Talking Brave with Director Mark Andrews

June 18, 2012 Comments Off on Talking Brave with Director Mark Andrews
Talking Brave with Director Mark Andrews

Mark Andrews is just the kind of kick-ass director whose ideas can’t be pigeon-holed and contained in a box. And that’s kinda the Pixar way where vibrant ideas are embraced and block-buster movies are born. And on June 22nd, Brave will hit theaters and I had the opportunity to speak with Andrews during a Disney/Pixar trip in April.

Here’s a bit of the transcript!

“Brenda Chapman (the initial director and writer of Brave), she came up with the storyline, and the characters…and wanting to set it in Scotland.  It came out of her being a parent and her trials and tribulations with her daughter. She approached John and said, “Hey, I want to do this movie about this mother-daughter relationship.  And I want to set it in Scotland.”  And he said, “Great, go.”  And then she started developing that more (and)it came out of that, her being a parent.”

On Brave Being Not Just for Girls But Boys
As a storyteller (and) I’ve been telling stories for 20 years – I’ve been here at Pixar for 10 working on The Incredibles and Ratatouille. For me, as a storyteller, it’s always about the universal relate-ability of the story. I don’t want to alienate anybody, right?  I don’t want anybody to go, “Oh, that’s not a movie for me.”

I want people to come and see the movie.  And go, “Oh yeah, it’s a fish.  I’m not a fish.  But I know exactly what that fish was going through.”  Or, I’m a robot and I felt like that in my relationships.  You know, with my significant other.  So it’s gotta have something for everybody. I get asked – ‘are you afraid that (the protaganist being girl)  is gonna get rid of the boys’ No, I’m, I’m a father of four.” I’ve got a girl and three boys, just like King Fergus.

My boys saw the trailer and they’re all, “What’s that, I want to go see it!”  And it was just a girl and a bear, right?  So they see a girl with a ball in her hands, they’re all, “That could be me.”  They see a strong character,  (that) is what they see, right?  And what that character goes through. And so I think that it’s for everybody. it becomes genderless. I’m glad I have a strong female character in this movie – a couple of them.  And for my daughter, that she can go into a movie and see another strong female character.  But that’s coming up so much more often these days.

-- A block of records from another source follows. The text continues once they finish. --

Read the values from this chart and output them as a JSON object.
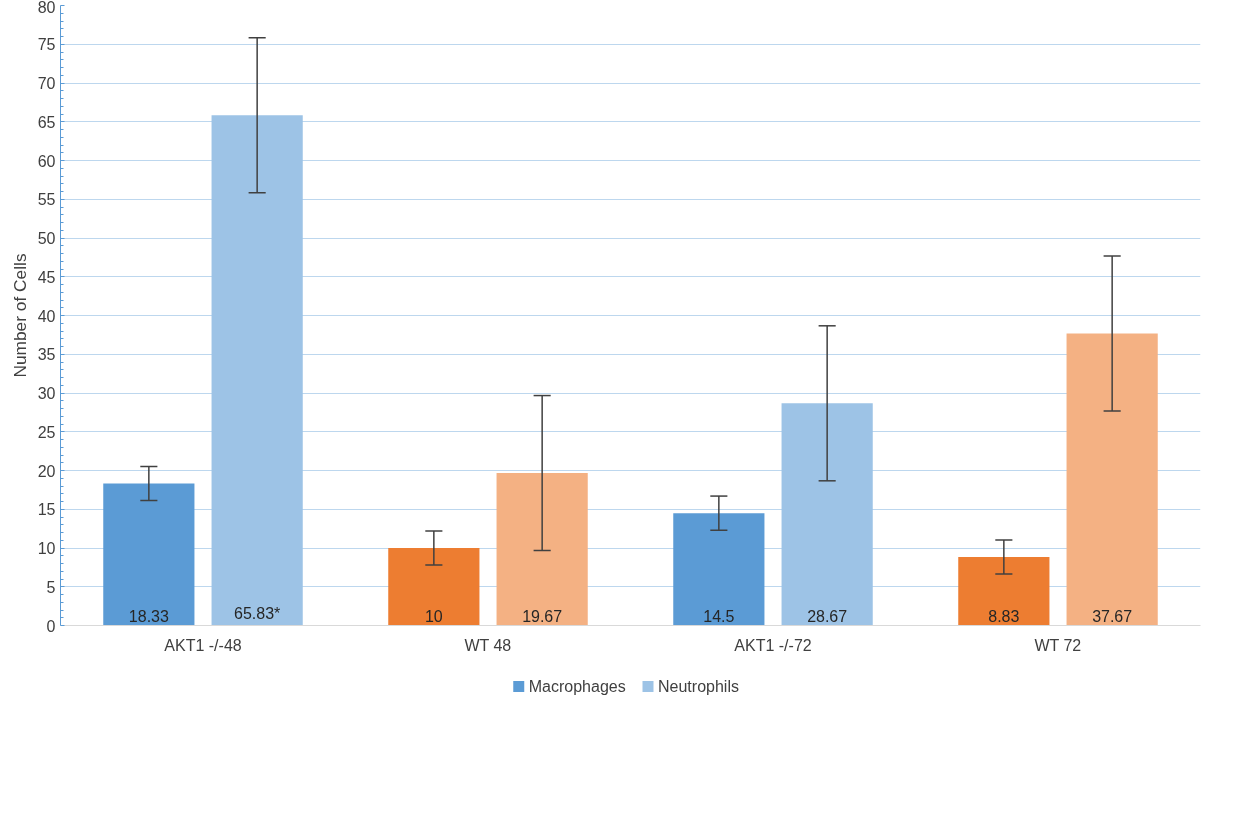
{
  "chart_data": {
    "type": "bar",
    "ylabel": "Number of Cells",
    "categories": [
      "AKT1 -/-48",
      "WT 48",
      "AKT1 -/-72",
      "WT 72"
    ],
    "series": [
      {
        "name": "Macrophages",
        "color": "#5b9bd5",
        "colors": [
          "#5b9bd5",
          "#ed7d31",
          "#5b9bd5",
          "#ed7d31"
        ],
        "values": [
          18.33,
          10,
          14.5,
          8.83
        ],
        "errors": [
          2.2,
          2.2,
          2.2,
          2.2
        ],
        "value_labels": [
          "18.33",
          "10",
          "14.5",
          "8.83"
        ]
      },
      {
        "name": "Neutrophils",
        "color": "#9dc3e6",
        "colors": [
          "#9dc3e6",
          "#f4b183",
          "#9dc3e6",
          "#f4b183"
        ],
        "values": [
          65.83,
          19.67,
          28.67,
          37.67
        ],
        "errors": [
          10,
          10,
          10,
          10
        ],
        "value_labels": [
          "65.83*",
          "19.67",
          "28.67",
          "37.67"
        ]
      }
    ],
    "ylim": [
      0,
      80
    ],
    "yticks": [
      0,
      5,
      10,
      15,
      20,
      25,
      30,
      35,
      40,
      45,
      50,
      55,
      60,
      65,
      70,
      75,
      80
    ],
    "grid": "y",
    "legend": "bottom"
  }
}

Was there Pressure to have the First Female Pixar Lead character?
There is a little bit. But again, I could hide under my story envelope.  Because to me it, it doesn’t become about gender or firsts.  You know.  It’s just about.’make it work, make it work, what’s the story, what’s the story’.  You know.  And this story’s about a parent and a child.  I’m a dad, right?  I have children, I was a child.  So I can relate to all of it. And it’s those moments that I want to try and create in the story, so that anybody watching this will go, “I get it.” I went right through that same, same thing. I went through that same process, that same arc.

On Whether This Was Always Going to Be a Mother/ Daughter Movie:
I don’t think (that this) was in the Pixar conscious that Ed and John were all sitting around going, “What are we gonna do next?  We haven’t done a mother and daughter story. You know, we haven’t set anything in Scotland yet.” It’s not like there’s a big board of stuff, you know, they’re doing tactical with pie charts asking people what they want to see.  It comes from the directors here.

The great thing about Pixar is, you can’t put us in a box of what’s going to come out next.  Right?  Well, we got sequels coming, that’s fine.  But we still have original content that you can’t guess.

About Brave

Brave is the story of Merida, a skilled archer and impetuous daughter of King Fergus (voice of Billy Connolly) and Queen Elinor (voice of Emma Thompson). Determined to carve her own path in life, Merida defies an age-old custom sacred to the uproarious lords of the land: massive Lord MacGuffin (voice of Kevin McKidd), surly Lord Macintosh (voice of Craig Ferguson) and cantankerous Lord Dingwall (voice of Robbie Coltrane). Merida’s actions inadvertently unleash chaos and fury in the kingdom, and when she turns to an eccentric old Wise Woman (voice of Julie Walters) for help, she is granted an ill-fated wish. The ensuing peril forces Merida to discover the meaning of true bravery in order to undo a beastly curse before it’s too late.